Warnung vor Praxenkollaps: Ärzte protestieren gegen Gesundheitspolitik
Wegen der Gesundheitspolitik der Bundesregierung haben am Montag niedergelassene Ärztinnen und Ärzte in Deutschland protestiert. Der Ärzteverband Virchowbund und weitere Berufsverbände riefen dazu auf, Praxen am Brückentag geschlossen zu halten. In Berlin zogen Mediziner zum Gesundheitsministerium, um dort symbolisch ihre weißen Kittel niederzulegen.
Mit Bundesgesundheitsminister Karl Lauterbach (SPD) lieferte sich der Virchowbund einen Schlagabtausch im Onlinedienst X, früher Twitter. "Am Brückentag schließen viele Praxen, wie die Apotheker wollen auch sie mehr Geld. Im Mittel (Median) verdienen sie aber nach Abzug aller Kosten um die 230.000 Euro pro Jahr", schrieb Lauterbach am Sonntagabend. "Soll der Beitragssatz für Arbeitnehmer steigen, damit das Honorar weiter steigt?", fragte er.
Der Virchowbund konterte am Montag mit der Aussage, es sei "traurig, dass der Minister nicht rechnen kann." Die Zahlen gälten pro Praxis und nicht pro Arzt, der Reinertrag sei kein Gewinn. Zudem vermisste der Verband eine Aussage "zu den inhaltlichen Forderungen der niedergelassenen Ärzte."
Für seine Kommunikation erntete Lauterbach auch Kritik aus FDP und Union. "Es ist nicht die Aufgabe der Politik, einen Streik zu bewerten oder zu verurteilen", sagte der gesundheitspolitische Sprecher der FDP-Bundestagsfraktion, Andrew Ullmann, der Mediengruppe Bayern. Die niedergelassenen Ärztinnnen und Ärzte würden bei der "notwendigen und überfälligen Reform des Gesundheitswesens" dringend gebraucht.

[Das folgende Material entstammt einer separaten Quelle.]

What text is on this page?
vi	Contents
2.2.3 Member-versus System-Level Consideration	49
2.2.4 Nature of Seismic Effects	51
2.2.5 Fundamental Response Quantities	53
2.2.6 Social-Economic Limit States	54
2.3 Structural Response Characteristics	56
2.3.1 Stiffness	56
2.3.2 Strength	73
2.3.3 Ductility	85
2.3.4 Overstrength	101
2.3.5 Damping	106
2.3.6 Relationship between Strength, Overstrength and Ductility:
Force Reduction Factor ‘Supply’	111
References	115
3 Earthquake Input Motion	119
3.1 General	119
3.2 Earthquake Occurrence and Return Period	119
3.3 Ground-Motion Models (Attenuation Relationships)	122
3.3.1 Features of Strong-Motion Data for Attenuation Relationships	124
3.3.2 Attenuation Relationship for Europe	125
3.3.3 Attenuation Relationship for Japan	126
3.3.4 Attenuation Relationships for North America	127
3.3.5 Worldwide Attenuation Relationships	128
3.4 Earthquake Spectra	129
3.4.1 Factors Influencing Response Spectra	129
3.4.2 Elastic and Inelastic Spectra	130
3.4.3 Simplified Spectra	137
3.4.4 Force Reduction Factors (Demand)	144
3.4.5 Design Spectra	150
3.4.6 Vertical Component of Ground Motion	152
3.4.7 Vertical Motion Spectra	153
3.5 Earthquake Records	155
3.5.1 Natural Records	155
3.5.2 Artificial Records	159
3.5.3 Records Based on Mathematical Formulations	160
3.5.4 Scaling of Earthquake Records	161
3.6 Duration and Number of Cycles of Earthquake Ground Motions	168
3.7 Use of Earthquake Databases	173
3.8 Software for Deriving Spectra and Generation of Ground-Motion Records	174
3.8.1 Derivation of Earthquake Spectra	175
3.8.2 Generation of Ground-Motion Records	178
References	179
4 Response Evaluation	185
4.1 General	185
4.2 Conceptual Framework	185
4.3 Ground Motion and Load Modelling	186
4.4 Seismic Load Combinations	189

Die gesundheitspolitische Sprecher der Unions-Bundestagsfraktion, Tino Sorge (CDU), sagte der Mediengruppe, Lauterbach habe es "geschafft, innerhalb von zwei Jahren große Teile des Gesundheitswesens gegen sich aufzubringen."
Der Protest unter dem Motto "Praxis in Not" richtet sich nach Angaben des Virchowbundes gegen die Politik und die Krankenkassen. Die Praxen würden durch Inflation, Energiepreissteigerungen und "seit Jahren unzureichende Finanzierungsabschlüsse mit den Krankenkassen" ausgehungert, kritisieren die Ärzte unter anderem. Eine Reform der mehr als 30 Jahre alten Gebührenordnung werde bewusst verschleppt.
In der ARD warnte Virchowbund-Vorsitzender Dirk Heinrich, wenn sich nichts ändere, würden sich Patientinnen und Patienten an "monatelange Wartelisten auf haus- und fachärztliche Termine" gewöhnen müssen. Der Ärzteverband wirft Lauterbach auch vor, sich zu sehr für Krankenhäuser und zu wenig für die Probleme niedergelassene Ärzte zu interessieren.
Der Berufsverband der Kinder- und Jugendärzt*innen wehrte sich am Montag in Köln gegen "unbedarfte Vorschläge" der Regierungskommission Krankenhaus. "Die niedergelassenen Kolleginnen und Kollegen, die den Großteil der Kinder und Jugendlichen behandeln und die die unausgereiften Reformideen am Ende ausbaden dürfen, werden hingegen nicht gehört", kritisierte Präsident Thomas Fischbach.
Im Gespräch mit der Mediengruppe Bayern sagte der Vorstandsvorsitzende der Kassenärztlichen Bundesvereinigung, Andreas Gassen, voraus: "Wir werden erleben, dass immer mehr Ärzte die Leistungsmenge der Geldmenge anpassen." Derzeit würden rund zehn Prozent der Leistungen in Deutschland nicht vergütet. Er erwarte, dass es in Praxen auch häufiger Viertagewochen geben werde. Auf X schrieb die Kassenärztliche Bundesvereinigung, die Politik müsse "endlich aufwachen, um den Praxenkollaps zu verhindern".